We consider the problem of estimating a scalar target parameter in the presence of nuisance parameters. Replacing the unknown nuisance parameter with a nonparametric estimator, e.g.,a machine learning (ML) model, is convenient but has shown to be inefficient due to large biases. Modern methods, such as the targeted minimum loss-based estimation (TMLE) and double machine learning (DML), achieve optimal performance under flexible assumptions by harnessing ML estimates while mitigating the plug-in bias. To avoid a sub-optimal bias-variance trade-off, these methods perform a debiasing step of the plug-in pre-estimate. Existing debiasing methods require the influence function of the target parameter as input. However, deriving the IF requires specialized expertise and thus obstructs the adaptation of these methods by practitioners. We propose a novel way to debias plug-in estimators which (i) is efficient, (ii) does not require the IF to be implemented, (iii) is computationally tractable, and therefore can be readily adapted to new estimation problems and automated without analytic derivations by the user. We build on the TMLE framework and update a plug-in estimate with a regularized likelihood maximization step over a nonparametric model constructed with a reproducing kernel Hilbert space (RKHS), producing an efficient plug-in estimate for any regular target parameter. Our method, thus, offers the efficiency of competing debiasing techniques without sacrificing the utility of the plug-in approach.

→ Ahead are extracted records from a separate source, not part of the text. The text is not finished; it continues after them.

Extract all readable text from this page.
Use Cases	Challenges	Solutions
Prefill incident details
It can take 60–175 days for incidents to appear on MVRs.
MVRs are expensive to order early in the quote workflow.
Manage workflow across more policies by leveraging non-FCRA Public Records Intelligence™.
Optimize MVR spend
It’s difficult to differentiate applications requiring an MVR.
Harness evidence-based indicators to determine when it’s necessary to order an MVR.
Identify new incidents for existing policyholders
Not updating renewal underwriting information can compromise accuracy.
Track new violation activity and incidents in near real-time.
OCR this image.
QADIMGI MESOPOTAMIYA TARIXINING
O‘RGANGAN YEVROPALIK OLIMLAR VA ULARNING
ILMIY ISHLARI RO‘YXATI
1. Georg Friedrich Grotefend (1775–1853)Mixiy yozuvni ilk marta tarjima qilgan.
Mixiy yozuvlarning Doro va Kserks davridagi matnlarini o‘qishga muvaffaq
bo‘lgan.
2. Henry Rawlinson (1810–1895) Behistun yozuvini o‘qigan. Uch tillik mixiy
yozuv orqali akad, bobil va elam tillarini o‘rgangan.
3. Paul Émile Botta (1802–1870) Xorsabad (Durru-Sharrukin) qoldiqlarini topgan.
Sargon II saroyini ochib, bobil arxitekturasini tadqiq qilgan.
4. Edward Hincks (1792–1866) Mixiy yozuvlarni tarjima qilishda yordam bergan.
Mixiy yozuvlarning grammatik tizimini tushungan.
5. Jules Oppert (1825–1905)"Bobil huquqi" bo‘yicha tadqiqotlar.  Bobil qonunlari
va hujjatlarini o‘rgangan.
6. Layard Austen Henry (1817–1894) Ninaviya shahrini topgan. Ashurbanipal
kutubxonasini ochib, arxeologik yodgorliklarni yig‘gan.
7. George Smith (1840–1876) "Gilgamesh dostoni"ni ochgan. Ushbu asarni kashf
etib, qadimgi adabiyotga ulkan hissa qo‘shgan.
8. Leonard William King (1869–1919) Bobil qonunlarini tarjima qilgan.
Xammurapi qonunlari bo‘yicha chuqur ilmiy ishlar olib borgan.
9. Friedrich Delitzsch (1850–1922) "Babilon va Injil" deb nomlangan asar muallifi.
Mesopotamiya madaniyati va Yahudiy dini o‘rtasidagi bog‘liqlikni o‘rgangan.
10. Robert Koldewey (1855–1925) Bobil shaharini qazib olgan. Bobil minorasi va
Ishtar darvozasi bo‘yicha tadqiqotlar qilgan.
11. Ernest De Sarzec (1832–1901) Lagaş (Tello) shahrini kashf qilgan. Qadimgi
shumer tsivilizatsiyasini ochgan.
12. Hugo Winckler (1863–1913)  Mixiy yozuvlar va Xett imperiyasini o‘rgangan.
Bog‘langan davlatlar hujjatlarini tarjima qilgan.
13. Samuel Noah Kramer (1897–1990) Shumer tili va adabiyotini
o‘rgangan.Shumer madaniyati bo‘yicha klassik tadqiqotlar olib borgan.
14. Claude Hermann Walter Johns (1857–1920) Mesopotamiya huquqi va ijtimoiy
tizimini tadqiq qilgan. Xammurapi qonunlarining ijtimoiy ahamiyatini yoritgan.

翻译：我们研究在存在干扰参数的情况下标量目标参数的估计问题。用非参数估计器（例如机器学习模型）替换未知干扰参数虽方便，但因较大偏差而效率低下。现代方法如目标最小损失估计（TMLE）和双机器学习（DML）通过利用机器学习估计同时减轻插件偏差，在灵活假设下实现最优性能。为避免次优的偏差-方差权衡，这些方法对插件预估计执行去偏步骤。现有去偏方法需要目标参数的影响函数作为输入，但推导影响函数需要专门专业知识，阻碍了从业者对这些方法的适应。我们提出一种去偏插件估计器的新方法，该方法：（i）高效；（ii）无需实现影响函数；（iii）计算可处理，因此可轻松适应新估计问题并在无需用户解析推导的情况下实现自动化。我们基于TMLE框架，通过再生核希尔伯特空间构建的非参数模型上执行正则化似然最大化步骤来更新插件估计，为任何正则目标参数生成高效插件估计。因此，我们的方法在提供竞争性去偏技术效率的同时，不牺牲插件方法的实用性。